Chrysa Chatzivasileiou (1904–1950)

 

Chrysa Chatzivasileiou

Mit gerade einmal zwanzig Jahren trat Chrysa Chatzivasileiou in die Kommunistische Partei Griechenlands (KKE) ein. 1935 war sie die erste Frau, die in das Zentralkomitee der Partei gewählt wurde. Und einige Jahre später wirkte diese kluge Frau – für die die Gleichberechtigung von Männern und Frauen eine Selbstverständlichkeit war – innerhalb der Nationalen Befreiungsfront gegen die deutsche Besatzung (Ethniko Apeleftherotiko Metopo, EAM) als eines der wichtigsten weiblichen Vorbilder der Widerstandsbewegung.

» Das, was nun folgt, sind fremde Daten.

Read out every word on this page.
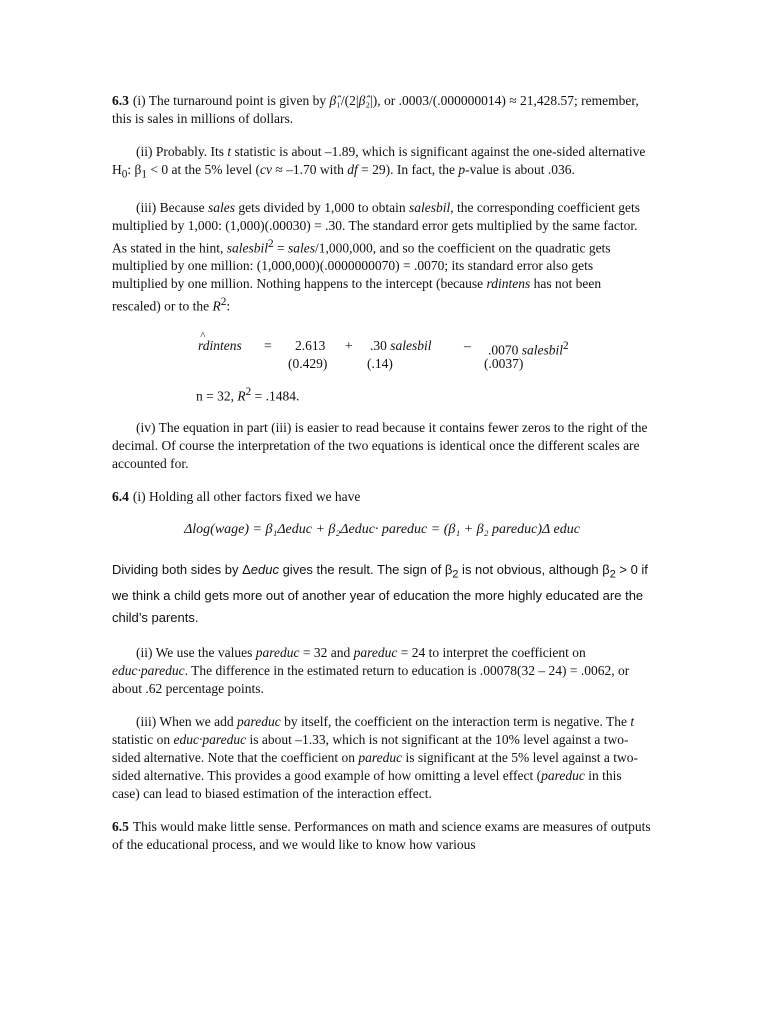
6.3 (i) The turnaround point is given by β̂₁/(2|β̂₂|), or .0003/(.000000014) ≈ 21,428.57; remember, this is sales in millions of dollars.

(ii) Probably. Its t statistic is about –1.89, which is significant against the one-sided alternative $H_0$: $\beta_1 < 0$ at the 5% level (cv ≈ –1.70 with df = 29). In fact, the p-value is about .036.

(iii) Because sales gets divided by 1,000 to obtain salesbil, the corresponding coefficient gets multiplied by 1,000: (1,000)(.00030) = .30. The standard error gets multiplied by the same factor. As stated in the hint, salesbil$^2$ = sales/1,000,000, and so the coefficient on the quadratic gets multiplied by one million: (1,000,000)(.0000000070) = .0070; its standard error also gets multiplied by one million. Nothing happens to the intercept (because rdintens has not been rescaled) or to the $R^2$:

^ rdintens = 2.613 + .30 salesbil – .0070 salesbil$^2$
(0.429)	(.14)	(.0037)
n = 32, $R^2 = .1484$.

(iv) The equation in part (iii) is easier to read because it contains fewer zeros to the right of the decimal. Of course the interpretation of the two equations is identical once the different scales are accounted for.

6.4 (i) Holding all other factors fixed we have

Δlog(wage) = β₁Δeduc + β₂Δeduc· pareduc = (β₁ + β₂ pareduc)Δ educ

Dividing both sides by Δeduc gives the result. The sign of $\beta_2$ is not obvious, although $\beta_2 > 0$ if we think a child gets more out of another year of education the more highly educated are the child’s parents.

(ii) We use the values pareduc = 32 and pareduc = 24 to interpret the coefficient on educ·pareduc. The difference in the estimated return to education is .00078(32 – 24) = .0062, or about .62 percentage points.

(iii) When we add pareduc by itself, the coefficient on the interaction term is negative. The t statistic on educ·pareduc is about –1.33, which is not significant at the 10% level against a two-sided alternative. Note that the coefficient on pareduc is significant at the 5% level against a two-sided alternative. This provides a good example of how omitting a level effect (pareduc in this case) can lead to biased estimation of the interaction effect.

6.5 This would make little sense. Performances on math and science exams are measures of outputs of the educational process, and we would like to know how various
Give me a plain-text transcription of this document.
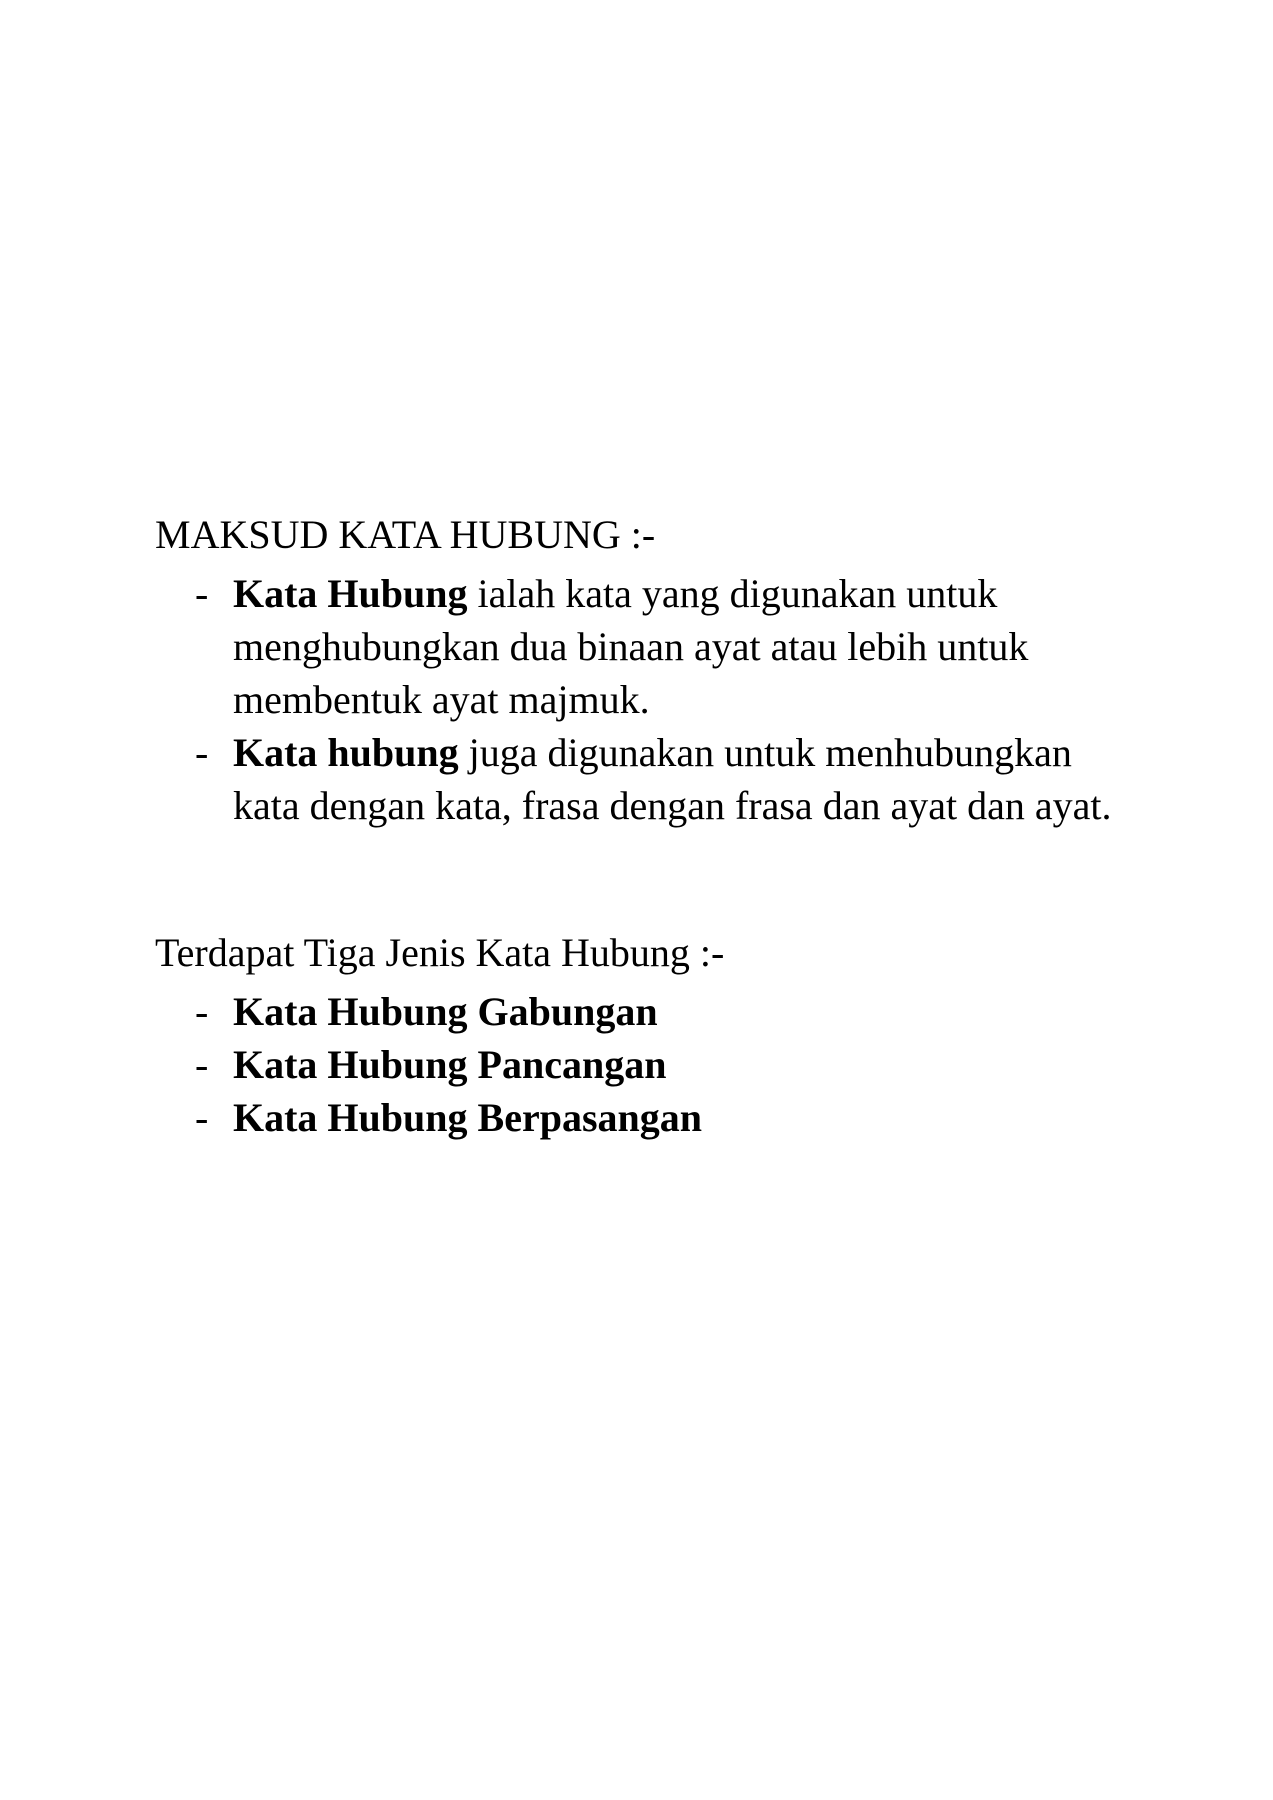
MAKSUD KATA HUBUNG :-

- Kata Hubung ialah kata yang digunakan untuk menghubungkan dua binaan ayat atau lebih untuk membentuk ayat majmuk.
- Kata hubung juga digunakan untuk menhubungkan kata dengan kata, frasa dengan frasa dan ayat dan ayat.

Terdapat Tiga Jenis Kata Hubung :-

- Kata Hubung Gabungan
- Kata Hubung Pancangan
- Kata Hubung Berpasangan
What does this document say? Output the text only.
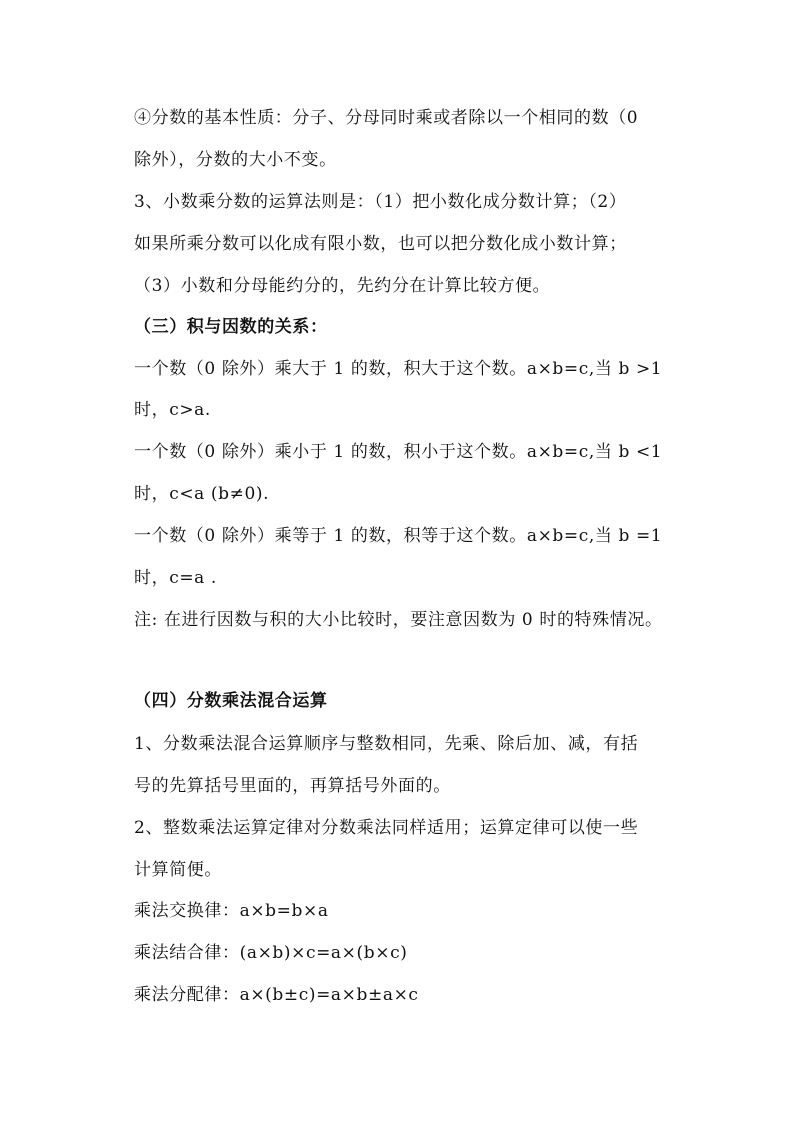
④分数的基本性质：分子、分母同时乘或者除以一个相同的数（0
除外），分数的大小不变。
3、小数乘分数的运算法则是：（1）把小数化成分数计算；（2）
如果所乘分数可以化成有限小数，也可以把分数化成小数计算；
（3）小数和分母能约分的，先约分在计算比较方便。
（三）积与因数的关系：
一个数（0 除外）乘大于 1 的数，积大于这个数。a×b=c,当 b >1
时，c>a.
一个数（0 除外）乘小于 1 的数，积小于这个数。a×b=c,当 b <1
时，c<a (b≠0).
一个数（0 除外）乘等于 1 的数，积等于这个数。a×b=c,当 b =1
时，c=a .
注: 在进行因数与积的大小比较时，要注意因数为 0 时的特殊情况。
（四）分数乘法混合运算
1、分数乘法混合运算顺序与整数相同，先乘、除后加、减，有括
号的先算括号里面的，再算括号外面的。
2、整数乘法运算定律对分数乘法同样适用；运算定律可以使一些
计算简便。
乘法交换律：a×b=b×a
乘法结合律：(a×b)×c=a×(b×c)
乘法分配律：a×(b±c)=a×b±a×c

1904 nahe Izmir in der heutigen Türkei geboren, kam Chrysa im Rahmen der sogenannten Kleinasiatischen Katastrophe, der Zwangsumsiedlung von annähernd 1,25 Millionen Griechinnen und Griechen als Konsequenz des verlorenen Griechisch-Türkischen Krieges 1919–22, mit ihrer Familie nach Athen. Nach dem Abitur arbeitete sie vor allem für die Partei, die sie auch zum Studium an die Kommunistische Universität der Werktätigen des Ostens (KUTW) in Moskau schickte.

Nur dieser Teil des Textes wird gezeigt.